No artigo publicado na semana passada, falei de maneira específica sobre a Arbitragem, método heterocompositivo de solução de conflitos alternativo à jurisdição, hoje tratarei sobre a Comissão de Conciliação Prévia, conhecida como CCP, sendo a sua utilização um método autocompositivo extraprocessual.

Segundo a doutrina majoritária, há três métodos de solução de conflitos: a autotutela, também conhecida como autodefesa; a autocomposição; e a heterocomposição. Se você tem interesse em entender mais sobre as especificidades de cada um destes, sugiro a leitura da introdução do artigo “As formas alternativas de solução dos conflitos: A Arbitragem”.

A COMISSÃO DE CONCILIAÇÃO PRÉVIA - CCP

A Comissão de Conciliação Prévia (CCP) foi fruto do advento da Lei 9.958/00, a qual incluiu os artigos 625-A a 625-H na Consolidação das Leis do Trabalho (CLT).

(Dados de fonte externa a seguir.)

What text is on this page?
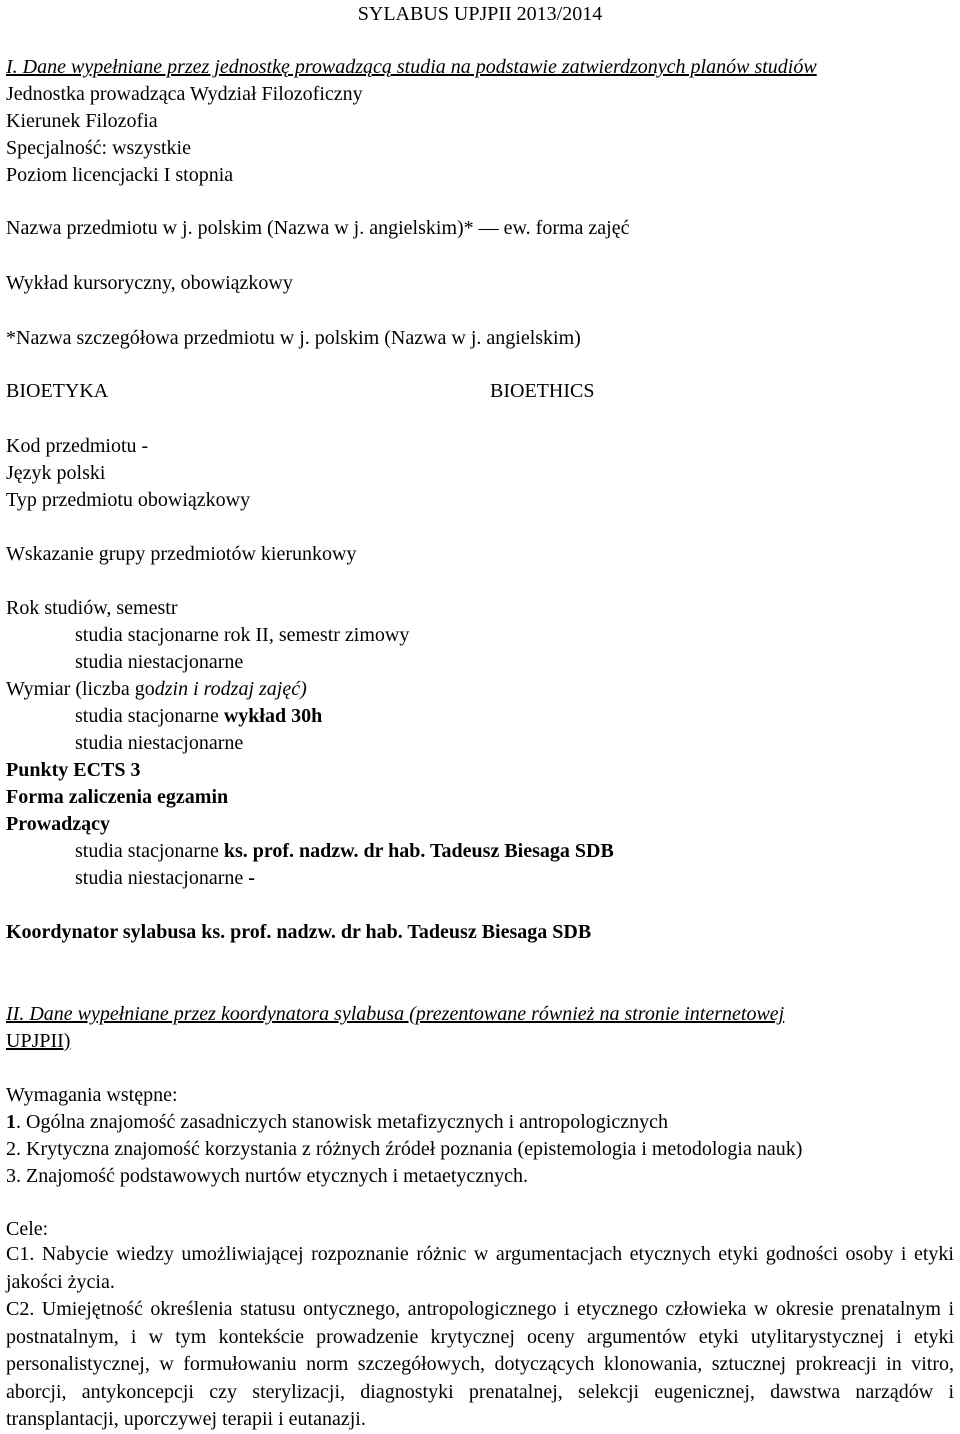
SYLABUS UPJPII 2013/2014
I. Dane wypełniane przez jednostkę prowadzącą studia na podstawie zatwierdzonych planów studiów
Jednostka prowadząca Wydział Filozoficzny
Kierunek Filozofia
Specjalność: wszystkie
Poziom licencjacki I stopnia
Nazwa przedmiotu w j. polskim (Nazwa w j. angielskim)* — ew. forma zajęć
Wykład kursoryczny, obowiązkowy
*Nazwa szczegółowa przedmiotu w j. polskim (Nazwa w j. angielskim)
BIOETYKA	BIOETHICS
Kod przedmiotu -
Język polski
Typ przedmiotu obowiązkowy
Wskazanie grupy przedmiotów kierunkowy
Rok studiów, semestr
studia stacjonarne rok II, semestr zimowy
studia niestacjonarne
Wymiar (liczba godzin i rodzaj zajęć)
studia stacjonarne wykład 30h
studia niestacjonarne
Punkty ECTS 3
Forma zaliczenia egzamin
Prowadzący
studia stacjonarne ks. prof. nadzw. dr hab. Tadeusz Biesaga SDB
studia niestacjonarne -
Koordynator sylabusa ks. prof. nadzw. dr hab. Tadeusz Biesaga SDB
II. Dane wypełniane przez koordynatora sylabusa (prezentowane również na stronie internetowej
UPJPII)
Wymagania wstępne:
1. Ogólna znajomość zasadniczych stanowisk metafizycznych i antropologicznych
2. Krytyczna znajomość korzystania z różnych źródeł poznania (epistemologia i metodologia nauk)
3. Znajomość podstawowych nurtów etycznych i metaetycznych.
Cele:
C1. Nabycie wiedzy umożliwiającej rozpoznanie różnic w argumentacjach etycznych etyki godności osoby i etyki jakości życia.
C2. Umiejętność określenia statusu ontycznego, antropologicznego i etycznego człowieka w okresie prenatalnym i postnatalnym, i w tym kontekście prowadzenie krytycznej oceny argumentów etyki utylitarystycznej i etyki personalistycznej, w formułowaniu norm szczegółowych, dotyczących klonowania, sztucznej prokreacji in vitro, aborcji, antykoncepcji czy sterylizacji, diagnostyki prenatalnej, selekcji eugenicznej, dawstwa narządów i transplantacji, uporczywej terapii i eutanazji.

A CCP adota o Princípio da Paridade, ou seja, é formada por igual número de representantes dos empregados e dos empregadores, conforme artigo 625-A, da CLT:

Consolidação das Leis do Trabalho, 1943.

Art. 625-A. As empresas e os sindicatos podem instituir Comissões de Conciliação Prévia, de composição paritária, com representante dos empregados e dos empregadores, com a atribuição de tentar conciliar os conflitos individuais do trabalho. Parágrafo único: As Comissões referidas no caput deste artigo poderão ser constituídas por grupos de empresas ou ter caráter intersindical.

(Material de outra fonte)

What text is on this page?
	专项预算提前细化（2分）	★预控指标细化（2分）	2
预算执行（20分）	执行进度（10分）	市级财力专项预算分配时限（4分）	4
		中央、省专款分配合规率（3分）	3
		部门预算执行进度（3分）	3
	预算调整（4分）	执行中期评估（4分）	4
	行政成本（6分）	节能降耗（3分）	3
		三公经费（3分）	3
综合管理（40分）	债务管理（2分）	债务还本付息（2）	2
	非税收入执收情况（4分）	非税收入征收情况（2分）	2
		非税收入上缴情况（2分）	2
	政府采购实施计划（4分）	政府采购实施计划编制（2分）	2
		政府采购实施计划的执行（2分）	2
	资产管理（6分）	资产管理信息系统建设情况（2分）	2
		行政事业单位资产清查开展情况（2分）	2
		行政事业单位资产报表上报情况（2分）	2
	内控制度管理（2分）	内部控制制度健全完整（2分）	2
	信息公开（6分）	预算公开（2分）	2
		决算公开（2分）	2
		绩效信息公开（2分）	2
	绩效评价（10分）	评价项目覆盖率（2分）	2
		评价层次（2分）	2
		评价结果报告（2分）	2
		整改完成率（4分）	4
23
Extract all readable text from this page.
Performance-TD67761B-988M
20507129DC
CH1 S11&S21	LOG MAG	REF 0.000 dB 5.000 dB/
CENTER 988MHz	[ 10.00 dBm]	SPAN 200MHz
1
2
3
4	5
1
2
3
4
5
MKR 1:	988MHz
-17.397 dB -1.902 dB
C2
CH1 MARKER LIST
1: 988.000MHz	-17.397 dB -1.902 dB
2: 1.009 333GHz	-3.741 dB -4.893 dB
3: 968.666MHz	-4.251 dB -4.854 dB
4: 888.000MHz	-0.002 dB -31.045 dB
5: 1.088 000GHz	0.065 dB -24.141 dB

A CCP apenas soluciona conflitos individuais, e não coletivos. Além disso, a sua criação é facultativa. Conforme determina o parágrafo único do artigo citado, a CCP pode ser sindical (formada no âmbito de um sindicato ou com caráter intersindical) ou empresarial (formada no âmbito de uma empresa ou por grupo de empresas).

Uma dúvida comum ocorre quando, na localidade da prestação de serviços, para a mesma categoria, existe uma CCP sindical e uma CCP empresarial. Neste caso, o empregado poderá optar por qualquer delas, e, se provocar as duas, será competente a que primeiro conhecer do pedido (art. 625-D, §4°, CLT).

A constituição da CCP sindical e as suas normas de funcionamento serão definidas em instrumentos de negociação coletiva (Convenção Coletiva de Trabalho ou Acordo Coletivo de Trabalho), nos termos do artigo 625-C, caput, da Consolidação das Leis do Trabalho.

A constituição da CCP empresarial é regulamentada pela própria Consolidação das Leis do Trabalho, a qual estabelece que: os membros titulares serão, no mínimo, dois e, no máximo dez, sendo metade indicada pelo empregador, e metade eleita pelos empregados, em escrutínio secreto, fiscalizado pelo sindicato da categoria profissional; os suplentes serão tantos suplentes quantos forem os titulares, tendo, estes, mandato de 01 (um) ano, permitida uma recondução. Os membros titulares e suplentes, que sejam representantes dos empregados, possuem estabilidade provisória (também chamada de garantia de emprego) com duração de até 01 (um) ano após o final do mandato na CCP, período no qual os citados empregados somente poderão ser dispensados se cometerem falta grave, nos termos da lei (art. 625-B, §1°, CLT).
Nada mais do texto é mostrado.